Talking with Minarchists

So on today’s episode of the Logical Anarchy Today Show I talked about my conversation on the Being Classically Liberal page. You can check out Being Classically Liberal here. I wanted to document my conversation for posterity here. I often do this because I know you guys like it and you never know when moderators on social media will take a post down or ban you. That has happened to me before and not because I was rude but because the truth and logic I was laying down was not to the page owners liking. So below is how the conversation has played out thus far.

Original Post by BCL: Jeremy Corbyn, a far-left politician in the UK’s Labour Party, suggested that taxpayers should be able to opt out of funding the military.

Mr Corbyn said: ‘British taxpayers have a right of conscience not to participate in the Armed Forces in time of conscription and should have a similar right in time of peace to ensure that part of their tax goes to peace, not war.’

If we take this reasoning to its logical conclusions, then people should be able to opt out of funding welfare schemes if they oppose them on moral grounds. Of course, I seriously doubt Corbyn realized that.

Weston Moss: Not a bad idea, frankly. I think all taxpayers should get a form each year allowing them to allocate their income taxes to whichever programs they want in any proportion that adds up to 100%. That’s the fairest way to fund government: if there’s not enough cash to run a program, then it means nobody wants it.

Me: You could just privatize everything and let the market do exactly this without the bureaucracy…

Suzanne Renee: If you don’t want to privatize everything (which I agree with, Jon Torres), keep the basics like roads taxpayer funded. I think roads are probably the only thing that all people will ever need during their lifetime.

Me: Suzanne Renee, shoot, privatize the roads too. Anything government provides the market can provide better and more cheaply without using violence and coercion to do so. Roads would still exist even without government jamming a gun into people’s ribs to pay for them.

Ben Larson: “You could just privatize everything and let the market do exactly this without the bureaucracy…”
You can’t privatize the national defense or the courts.

Robert O’Hayre: Jon, explain to me exactly how you can privatize the military. It will always be a public good, and everyone who refuses to fund it will benefit for free. That fact justifies its compulsory public funding.

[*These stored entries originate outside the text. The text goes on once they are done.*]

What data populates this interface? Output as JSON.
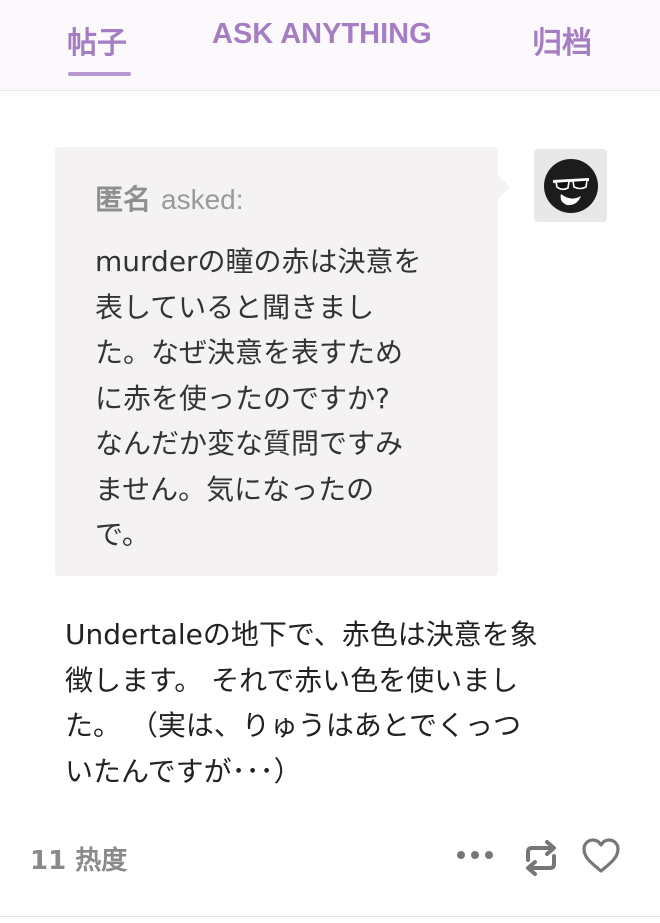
{
  "nav": {
    "tabs": [
      {
        "label": "帖子",
        "active": true
      },
      {
        "label": "ASK ANYTHING",
        "active": false
      },
      {
        "label": "归档",
        "active": false
      }
    ],
    "accent_color": "#a57dc2"
  },
  "ask": {
    "asker_name": "匿名",
    "asked_label": "asked:",
    "question": "murderの瞳の赤は決意を\n表していると聞きまし\nた。なぜ決意を表すため\nに赤を使ったのですか?\nなんだか変な質問ですみ\nません。気になったの\nで。",
    "avatar_icon": "sunglasses-face-icon"
  },
  "answer": {
    "text": "Undertaleの地下で、赤色は決意を象\n徴します。 それで赤い色を使いまし\nた。 （実は、りゅうはあとでくっつ\nいたんですが･･･）"
  },
  "footer": {
    "notes_label": "11 热度",
    "icons": [
      "more-icon",
      "reblog-icon",
      "like-icon"
    ]
  }
}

Me: Haha, you can privatize the courts though. Look up polycentric law. It’s existed through [out] history rather successfully. Brehan law in Ireland is a great example of it.
Look, you are no doubt against Obama care or single payer health care services right? Why? Because you rightly understand that when the government controls something through its monopoly on the initiation of violence, that the cost rises and the quality of the service or product goes down. That’s why health care is a mess right?

Why don’t you apply this logic consistently to each service government monoplizes, including defense?

And the courts?
And police?
And the environment?

Oh and Robert, you absolutely do not have the right in your personal life to initiate violence against others to achieve what you want. If you do not have that right, a collection of individuals just like you who happen to call themselves the state lack that right as well. You are also incapable of delegating the right to initiate violence to state representatives if you lack that right yourself. I do not have the right to use your house or car whenever I please therefore I cannot delegate that right to anyone else. The state is the same way.

Do not advocate for coercion unless you yourself are comfortable having it reversed onto you.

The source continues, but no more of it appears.